Em uma época em que os discursos de ódio e de intolerância são legitimados na esfera pública por verdadeiras aberrações políticas - caso do deputado federal Jair Bolsonaro, conhecido pelo seu comportamento racista, misógino, machista e homofóbico - filmes como o recém lançado Amor Por Direito (Freeheld), que é baseado em fatos reais, vêm bem a calhar. Nesse caso, a qualidade relativamente questionável do produto final quase fica em segundo plano, dado o impacto da mensagem que se pretende transmitir. A obra do diretor Peter Sollet (do simpático Nick & Norah - Uma Noite de Amor e Música) é sobre a policial Laurel Hester (Juliane Moore), que é diagnosticada com um câncer terminal no pulmão e luta na Justiça para que a sua namorada, a mecânica Stacie Andree (Ellen Page), possa receber os benefícios da pensão após a sua morte.

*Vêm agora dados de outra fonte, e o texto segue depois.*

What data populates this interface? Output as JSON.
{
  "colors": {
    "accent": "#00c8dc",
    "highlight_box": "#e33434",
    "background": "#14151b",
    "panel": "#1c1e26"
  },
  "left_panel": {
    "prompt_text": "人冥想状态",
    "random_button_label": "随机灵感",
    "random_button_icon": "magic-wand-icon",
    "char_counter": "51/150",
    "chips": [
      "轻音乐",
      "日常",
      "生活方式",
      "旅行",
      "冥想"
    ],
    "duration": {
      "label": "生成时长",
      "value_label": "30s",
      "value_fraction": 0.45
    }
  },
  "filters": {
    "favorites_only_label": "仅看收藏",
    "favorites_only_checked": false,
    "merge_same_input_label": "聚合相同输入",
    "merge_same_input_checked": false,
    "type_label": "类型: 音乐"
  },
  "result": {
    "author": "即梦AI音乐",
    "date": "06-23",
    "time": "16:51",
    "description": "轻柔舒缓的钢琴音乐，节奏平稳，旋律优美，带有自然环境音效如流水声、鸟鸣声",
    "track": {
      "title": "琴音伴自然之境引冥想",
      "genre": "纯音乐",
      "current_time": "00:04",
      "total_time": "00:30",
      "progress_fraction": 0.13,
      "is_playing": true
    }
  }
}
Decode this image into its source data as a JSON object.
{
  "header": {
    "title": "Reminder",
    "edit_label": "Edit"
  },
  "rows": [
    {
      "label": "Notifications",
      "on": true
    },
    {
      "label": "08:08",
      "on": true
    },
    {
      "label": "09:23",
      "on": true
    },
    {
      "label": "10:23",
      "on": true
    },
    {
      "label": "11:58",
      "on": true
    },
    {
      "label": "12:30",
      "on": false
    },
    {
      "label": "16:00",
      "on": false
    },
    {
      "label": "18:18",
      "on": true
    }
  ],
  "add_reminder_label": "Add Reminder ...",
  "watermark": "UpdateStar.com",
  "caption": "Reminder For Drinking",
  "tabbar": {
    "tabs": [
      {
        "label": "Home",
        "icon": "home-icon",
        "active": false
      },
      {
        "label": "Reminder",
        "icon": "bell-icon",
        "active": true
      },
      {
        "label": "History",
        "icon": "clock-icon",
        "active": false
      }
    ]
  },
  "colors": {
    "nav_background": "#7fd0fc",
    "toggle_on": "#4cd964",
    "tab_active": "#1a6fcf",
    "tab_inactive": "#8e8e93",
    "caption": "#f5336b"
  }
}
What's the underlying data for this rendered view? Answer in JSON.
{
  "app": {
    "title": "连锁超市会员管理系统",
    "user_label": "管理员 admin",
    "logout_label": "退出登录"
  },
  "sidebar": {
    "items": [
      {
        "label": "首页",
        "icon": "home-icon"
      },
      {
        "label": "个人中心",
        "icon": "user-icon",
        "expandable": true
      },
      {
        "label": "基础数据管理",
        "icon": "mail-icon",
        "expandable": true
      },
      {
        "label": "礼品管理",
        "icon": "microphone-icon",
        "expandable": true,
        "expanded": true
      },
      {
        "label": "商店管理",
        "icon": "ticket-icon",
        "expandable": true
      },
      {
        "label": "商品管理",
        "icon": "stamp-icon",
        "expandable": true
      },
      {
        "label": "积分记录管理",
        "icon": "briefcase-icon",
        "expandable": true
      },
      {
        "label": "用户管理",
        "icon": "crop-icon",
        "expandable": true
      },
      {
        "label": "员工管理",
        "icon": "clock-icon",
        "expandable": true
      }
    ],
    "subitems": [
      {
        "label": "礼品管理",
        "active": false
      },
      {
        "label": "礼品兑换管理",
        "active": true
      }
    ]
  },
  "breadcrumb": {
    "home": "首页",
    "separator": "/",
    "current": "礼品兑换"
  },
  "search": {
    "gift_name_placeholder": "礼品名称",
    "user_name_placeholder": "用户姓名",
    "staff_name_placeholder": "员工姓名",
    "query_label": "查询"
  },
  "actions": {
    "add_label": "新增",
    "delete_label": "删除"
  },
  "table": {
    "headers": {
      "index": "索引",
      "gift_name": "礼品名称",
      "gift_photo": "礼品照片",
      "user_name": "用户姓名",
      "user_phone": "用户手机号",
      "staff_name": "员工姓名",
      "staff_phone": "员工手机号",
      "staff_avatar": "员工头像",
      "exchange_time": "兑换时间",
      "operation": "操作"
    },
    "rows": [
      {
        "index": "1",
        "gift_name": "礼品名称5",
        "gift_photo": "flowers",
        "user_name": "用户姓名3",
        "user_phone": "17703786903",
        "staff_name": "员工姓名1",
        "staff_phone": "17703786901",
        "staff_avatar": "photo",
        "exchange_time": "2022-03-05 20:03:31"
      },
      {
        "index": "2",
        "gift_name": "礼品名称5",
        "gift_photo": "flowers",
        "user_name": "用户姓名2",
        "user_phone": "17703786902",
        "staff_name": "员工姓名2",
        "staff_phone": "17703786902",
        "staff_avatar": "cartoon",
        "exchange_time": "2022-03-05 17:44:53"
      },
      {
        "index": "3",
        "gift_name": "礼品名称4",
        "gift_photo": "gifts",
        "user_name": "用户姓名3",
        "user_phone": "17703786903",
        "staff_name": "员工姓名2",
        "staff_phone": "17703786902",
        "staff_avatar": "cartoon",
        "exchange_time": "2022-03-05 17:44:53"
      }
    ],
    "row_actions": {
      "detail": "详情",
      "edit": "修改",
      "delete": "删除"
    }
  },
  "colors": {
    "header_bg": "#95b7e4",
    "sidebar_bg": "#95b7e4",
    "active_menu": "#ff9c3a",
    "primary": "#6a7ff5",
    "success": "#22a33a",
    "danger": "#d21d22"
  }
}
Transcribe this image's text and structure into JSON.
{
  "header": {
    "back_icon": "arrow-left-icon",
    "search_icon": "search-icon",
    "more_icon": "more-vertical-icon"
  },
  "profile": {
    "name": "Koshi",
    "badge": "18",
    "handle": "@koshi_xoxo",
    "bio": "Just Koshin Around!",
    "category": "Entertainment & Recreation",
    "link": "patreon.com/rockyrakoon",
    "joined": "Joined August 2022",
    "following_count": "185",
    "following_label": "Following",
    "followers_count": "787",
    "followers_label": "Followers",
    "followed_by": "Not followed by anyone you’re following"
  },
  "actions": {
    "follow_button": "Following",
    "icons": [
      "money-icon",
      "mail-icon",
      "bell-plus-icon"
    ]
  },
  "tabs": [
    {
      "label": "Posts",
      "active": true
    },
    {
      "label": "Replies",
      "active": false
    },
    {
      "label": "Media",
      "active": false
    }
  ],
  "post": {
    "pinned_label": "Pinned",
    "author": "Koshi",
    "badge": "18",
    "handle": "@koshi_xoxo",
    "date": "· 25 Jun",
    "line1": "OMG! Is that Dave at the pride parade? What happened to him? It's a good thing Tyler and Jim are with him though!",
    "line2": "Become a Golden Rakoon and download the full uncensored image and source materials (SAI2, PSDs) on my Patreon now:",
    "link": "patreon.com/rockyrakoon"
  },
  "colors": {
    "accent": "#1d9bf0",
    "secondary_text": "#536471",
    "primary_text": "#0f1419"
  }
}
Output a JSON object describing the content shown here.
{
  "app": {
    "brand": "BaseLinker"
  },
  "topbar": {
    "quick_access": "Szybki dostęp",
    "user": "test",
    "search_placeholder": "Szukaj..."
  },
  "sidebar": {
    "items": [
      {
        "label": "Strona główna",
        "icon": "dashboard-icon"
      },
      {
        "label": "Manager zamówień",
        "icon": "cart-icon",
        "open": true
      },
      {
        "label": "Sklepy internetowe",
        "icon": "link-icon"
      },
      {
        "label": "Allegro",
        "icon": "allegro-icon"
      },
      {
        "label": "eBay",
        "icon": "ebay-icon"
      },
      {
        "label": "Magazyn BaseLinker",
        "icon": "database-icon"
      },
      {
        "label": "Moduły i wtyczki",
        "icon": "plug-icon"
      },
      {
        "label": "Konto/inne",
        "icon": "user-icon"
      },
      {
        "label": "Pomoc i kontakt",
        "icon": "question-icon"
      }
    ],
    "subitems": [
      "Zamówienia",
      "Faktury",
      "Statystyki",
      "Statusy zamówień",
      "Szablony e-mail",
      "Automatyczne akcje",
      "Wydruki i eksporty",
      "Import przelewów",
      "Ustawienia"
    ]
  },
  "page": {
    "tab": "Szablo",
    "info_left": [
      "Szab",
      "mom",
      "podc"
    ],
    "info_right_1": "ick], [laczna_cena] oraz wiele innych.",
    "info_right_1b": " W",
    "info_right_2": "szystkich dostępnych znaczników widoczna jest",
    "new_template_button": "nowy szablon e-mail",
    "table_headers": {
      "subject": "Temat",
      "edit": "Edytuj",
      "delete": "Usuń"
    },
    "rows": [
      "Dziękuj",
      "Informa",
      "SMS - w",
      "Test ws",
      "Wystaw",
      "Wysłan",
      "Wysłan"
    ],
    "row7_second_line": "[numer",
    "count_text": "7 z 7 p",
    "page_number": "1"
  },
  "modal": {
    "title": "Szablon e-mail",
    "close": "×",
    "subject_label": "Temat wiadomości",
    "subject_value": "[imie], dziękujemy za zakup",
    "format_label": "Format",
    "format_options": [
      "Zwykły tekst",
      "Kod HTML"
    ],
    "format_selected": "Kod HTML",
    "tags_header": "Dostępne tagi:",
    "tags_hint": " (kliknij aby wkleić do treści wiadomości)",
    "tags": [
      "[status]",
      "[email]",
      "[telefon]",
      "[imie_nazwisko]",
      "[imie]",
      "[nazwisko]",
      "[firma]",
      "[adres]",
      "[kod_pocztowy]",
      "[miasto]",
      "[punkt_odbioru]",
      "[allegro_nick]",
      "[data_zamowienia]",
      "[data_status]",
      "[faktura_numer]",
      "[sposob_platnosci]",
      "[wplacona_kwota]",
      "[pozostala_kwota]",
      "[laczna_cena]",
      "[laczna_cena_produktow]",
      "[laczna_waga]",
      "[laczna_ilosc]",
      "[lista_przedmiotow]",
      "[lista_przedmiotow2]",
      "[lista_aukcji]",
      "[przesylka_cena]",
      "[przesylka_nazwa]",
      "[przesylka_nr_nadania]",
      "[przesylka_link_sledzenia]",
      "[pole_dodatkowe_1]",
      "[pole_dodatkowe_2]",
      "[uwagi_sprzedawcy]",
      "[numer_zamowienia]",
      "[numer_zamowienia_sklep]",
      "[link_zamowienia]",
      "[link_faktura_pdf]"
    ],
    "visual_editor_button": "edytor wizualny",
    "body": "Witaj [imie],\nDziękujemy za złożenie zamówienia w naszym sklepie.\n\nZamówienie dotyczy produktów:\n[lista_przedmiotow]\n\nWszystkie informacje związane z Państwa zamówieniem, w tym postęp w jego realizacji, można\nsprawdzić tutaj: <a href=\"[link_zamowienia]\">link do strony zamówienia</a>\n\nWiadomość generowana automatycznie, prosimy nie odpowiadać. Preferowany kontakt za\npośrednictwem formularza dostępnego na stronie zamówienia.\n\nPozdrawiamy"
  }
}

Em resumo, é um filme que debate a importância da igualdade de direitos entre as pessoas, independentemente de sua orientação sexual. Algo que as autoridades, em uma conservadora Nova Jersey do início dos anos 2000, se recusavam a reconhecer em uma relação homoafetiva. É um argumento atualíssimo, tanto que a Suprema Corte Americana só foi reconhecer o direito de união entre pessoas do mesmo sexo, em junho do ano passado - também como resultado de pequenas ações como a vista na película. Ainda assim, é preciso que se diga que a obra não se constitui em um simples panfleto a favor do casamento homossexual: o cerne da questão está na importância do tratamento igualitário, sem qualquer tipo de distinção para héteros e homossexuais. Ainda que o preconceito fique escondido sob as mais estapafúrdias desculpas - como os excessivos gastos do Estado, por exemplo.
Assim como fez em Para Sempre Alice - que lhe deu o Oscar -, Juliane Moore, com sua já habitual competência, se entrega ao papel de uma mulher doente adotando comportamento sutil e naturalista durante toda a projeção, seja na condição de policial durona ou de companheira dedicada. (e eu só posso crer que ela não foi sequer indicada para as premiações desse ano por conta do tão falado conservadorismo da Academia). Já Ellen Page, que recentemente teve o desprazer de conhecer e entrevistar o "Bolsomito", exagera um pouco nos trejeitos meio "mecânicos" (com o perdão do trocadilho) em sua caracterização - ainda que não deixe de emocionar em momento algum, com uma interpretação que vai da doce insegurança - são tocantes os momentos em que as companheiras se conhecem - até a comovente insatisfação diante dos fatos.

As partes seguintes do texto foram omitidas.